Myth 1: 3D Printers Are Just for the Experts
A common myth is that 3D printers are an extremely complex technology that only engineers and the most die-hard DIY fanatics can get into—that it’s for makers, hackers, and all around technology gurus.
While that may have been traditionally true, consumer 3D printers today have dramatically come down in cost (the M3D Micro is only $349!) and become easier to use as more and more companies are opting for a plug-and-play approach. With more affordable and accessible 3D printers on the market, it has become easier for those with the curiosity to create, and in turn, test out the technology without breaking the bank. The number one fix to dispelling the myth that 3D printers are for tech-obsessed “nerds and geeks” is to make a working printer that anyone can use. By lessening the barrier to entry through cost and ease-of-use, more people will be able to jump into the wonderful world of 3D printing and start bringing their creations to life!
Myth 2: The Industry Is Littered with Jargon
Like any industry, 3D printing is plagued with its own jargon that comes across as alien-speak to those not brought into the fold.
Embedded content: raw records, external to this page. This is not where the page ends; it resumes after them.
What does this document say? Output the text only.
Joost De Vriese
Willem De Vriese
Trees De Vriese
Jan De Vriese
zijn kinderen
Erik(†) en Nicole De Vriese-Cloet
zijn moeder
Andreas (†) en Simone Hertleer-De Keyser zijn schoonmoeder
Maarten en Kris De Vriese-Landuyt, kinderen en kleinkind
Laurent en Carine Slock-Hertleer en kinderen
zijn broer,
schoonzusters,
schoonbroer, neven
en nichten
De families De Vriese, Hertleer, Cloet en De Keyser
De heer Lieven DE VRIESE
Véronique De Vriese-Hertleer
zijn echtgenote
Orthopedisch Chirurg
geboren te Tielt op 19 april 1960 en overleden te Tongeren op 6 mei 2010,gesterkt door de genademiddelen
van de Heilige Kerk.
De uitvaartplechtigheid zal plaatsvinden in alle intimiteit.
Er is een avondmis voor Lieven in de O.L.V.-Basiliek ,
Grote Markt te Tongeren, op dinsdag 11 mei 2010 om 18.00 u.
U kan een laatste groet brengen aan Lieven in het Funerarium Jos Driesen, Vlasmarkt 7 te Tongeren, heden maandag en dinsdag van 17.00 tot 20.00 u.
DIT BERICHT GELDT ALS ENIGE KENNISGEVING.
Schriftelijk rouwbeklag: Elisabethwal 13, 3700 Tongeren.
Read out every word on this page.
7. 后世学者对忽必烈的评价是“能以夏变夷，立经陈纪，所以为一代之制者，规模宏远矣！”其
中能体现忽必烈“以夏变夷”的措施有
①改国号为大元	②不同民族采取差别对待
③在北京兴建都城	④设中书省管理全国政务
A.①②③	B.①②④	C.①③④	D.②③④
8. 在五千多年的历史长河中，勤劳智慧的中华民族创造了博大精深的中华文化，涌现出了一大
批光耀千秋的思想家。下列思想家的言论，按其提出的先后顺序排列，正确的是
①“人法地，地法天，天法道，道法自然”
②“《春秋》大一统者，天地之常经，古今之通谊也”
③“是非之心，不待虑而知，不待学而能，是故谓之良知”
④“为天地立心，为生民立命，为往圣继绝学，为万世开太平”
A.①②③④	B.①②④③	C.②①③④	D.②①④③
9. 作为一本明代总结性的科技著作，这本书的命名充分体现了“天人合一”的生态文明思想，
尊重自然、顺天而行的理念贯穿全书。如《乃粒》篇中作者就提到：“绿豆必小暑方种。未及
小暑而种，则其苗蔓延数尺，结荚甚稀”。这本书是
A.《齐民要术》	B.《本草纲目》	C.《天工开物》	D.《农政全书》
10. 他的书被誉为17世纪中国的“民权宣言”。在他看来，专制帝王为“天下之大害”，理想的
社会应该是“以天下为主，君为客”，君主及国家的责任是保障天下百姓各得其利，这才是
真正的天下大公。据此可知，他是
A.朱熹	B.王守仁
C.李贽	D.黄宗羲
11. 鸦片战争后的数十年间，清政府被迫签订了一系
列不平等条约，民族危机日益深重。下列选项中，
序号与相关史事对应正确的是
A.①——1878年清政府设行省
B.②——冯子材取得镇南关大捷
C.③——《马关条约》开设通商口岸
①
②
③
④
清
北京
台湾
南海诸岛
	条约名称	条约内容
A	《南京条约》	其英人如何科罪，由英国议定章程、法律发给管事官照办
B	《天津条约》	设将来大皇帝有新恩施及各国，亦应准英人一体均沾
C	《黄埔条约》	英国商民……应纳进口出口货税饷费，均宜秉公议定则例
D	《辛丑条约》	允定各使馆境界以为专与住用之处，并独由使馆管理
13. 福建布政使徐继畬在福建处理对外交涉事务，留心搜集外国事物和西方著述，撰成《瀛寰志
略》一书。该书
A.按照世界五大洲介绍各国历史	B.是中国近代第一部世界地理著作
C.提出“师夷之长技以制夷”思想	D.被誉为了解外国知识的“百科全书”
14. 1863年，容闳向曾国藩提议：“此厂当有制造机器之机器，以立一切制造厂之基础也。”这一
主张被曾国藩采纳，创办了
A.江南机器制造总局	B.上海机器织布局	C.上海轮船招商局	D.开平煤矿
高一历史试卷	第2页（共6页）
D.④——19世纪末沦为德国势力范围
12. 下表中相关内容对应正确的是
Fused filament fabrication, filaments, extruders, print beds, nozzles, and the like, means nothing to the average consumer and only adds to the perceived mysticism of 3D printing as some obscure technology that’s wholly inaccessible to the uninitiated.
For instance, filament is the material that some printers use to print objects—except filament means nothing to the average person. At M3D, to cut down on industry jargon and help make the technology more consumer friendly, we opted instead for the term “3D Ink”. At the end of the day, 3D printers are
printers and printers use ink, so by referring to our own specialized filament as 3D Ink, we’re telling consumers that this is the material that our printers create with. We are therefore, using terms that are common in today’s vernacular to break down barriers and make 3D printing more accessible for everyone.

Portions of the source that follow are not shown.